Si parlò anche, all'epoca, di una certa familiarità con sostanze proibite. Insomma, c'erano tutti gli ingredienti per fare di lui una stella. Tutti gli elementi per inserirlo in quel filone di artisti, veri e dunque necessariamente anche maledetti, di cui è pieno l'album di famiglia del jazz. Si scomodarono paragoni importanti. Il succitato Keith Jarrett (in realtà stilisticamente molto distante da Mehldau), Bill Evans, Lennie Tristano.
Da allora sono passati molti anni, ed alcune centinaia di concerti. Il Brad Mehldau che abbiamo ascoltato in questa serata milanese (con Larry Grenadier al contrabbasso e Jeff Ballard alla batteria) suona sempre magnificamente, ma nel bene e nel male è assai distante dai tormenti d'artista di cui sopra. Abbiamo avuto l'impressione, piuttosto, di trovarci di fronte al classico concerto di routine. Molto ben confezionato, ma anche privo di momenti significativi. Gli echi di Lennie Tristano e Bill Evans hanno ceduto il passo al ben più accessibile e commerciale Esbjorn Svensson.
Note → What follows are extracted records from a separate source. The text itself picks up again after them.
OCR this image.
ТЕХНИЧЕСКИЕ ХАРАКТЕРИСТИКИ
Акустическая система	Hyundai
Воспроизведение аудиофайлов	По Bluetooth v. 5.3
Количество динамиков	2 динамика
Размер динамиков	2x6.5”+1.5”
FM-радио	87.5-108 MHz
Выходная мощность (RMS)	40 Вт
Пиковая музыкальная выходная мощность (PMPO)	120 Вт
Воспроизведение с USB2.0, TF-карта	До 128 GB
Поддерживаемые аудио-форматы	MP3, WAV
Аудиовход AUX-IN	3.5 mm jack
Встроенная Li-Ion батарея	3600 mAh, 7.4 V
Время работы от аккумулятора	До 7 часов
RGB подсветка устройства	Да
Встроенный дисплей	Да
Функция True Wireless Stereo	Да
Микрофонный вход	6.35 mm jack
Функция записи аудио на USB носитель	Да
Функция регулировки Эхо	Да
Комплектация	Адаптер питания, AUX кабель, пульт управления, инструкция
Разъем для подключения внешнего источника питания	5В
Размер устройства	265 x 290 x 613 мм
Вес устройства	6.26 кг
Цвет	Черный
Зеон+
Loop di derivazione rock (l'amore di Mehldau per i Radiohead o per Paul Simon è cosa nota) sviluppati all'infinito con frasi fluide, intervalli brevi, armonie non troppo complesse, qualche passaggio sulle ottave fatto più per impressionare la platea che per autentica esigenza espressiva.
Uniche eccezioni, il pressato del terzo brano, sviluppato armonicamente in modo molto interessante, e la coda del brano che ha concluso il programma regolare del concerto. Non a caso, un momento di solo piano. Ambito nel quale il musicista è nudo di fronte a se stesso ed al pubblico, e non può quindi cercare scorciatoie o facili vie d'uscita. Frammenti di musica vera, di arte vera, all'interno di un concerto ai confini con il piano bar. Passateci il termine blasfemo. E' un piano bar di gran lusso, di ottima fattura. Il trio è una macchina da musica perfetta. Ma è una macchina, appunto. L'emozione è distante, altrove.
Chiusura di concerto con ben tre bis, quasi a sottolineare ulteriormente il profondo cambiamento rispetto al passato. Il Mehldau di qualche anno fa ne avrebbe concesso solo uno, e di malavoglia.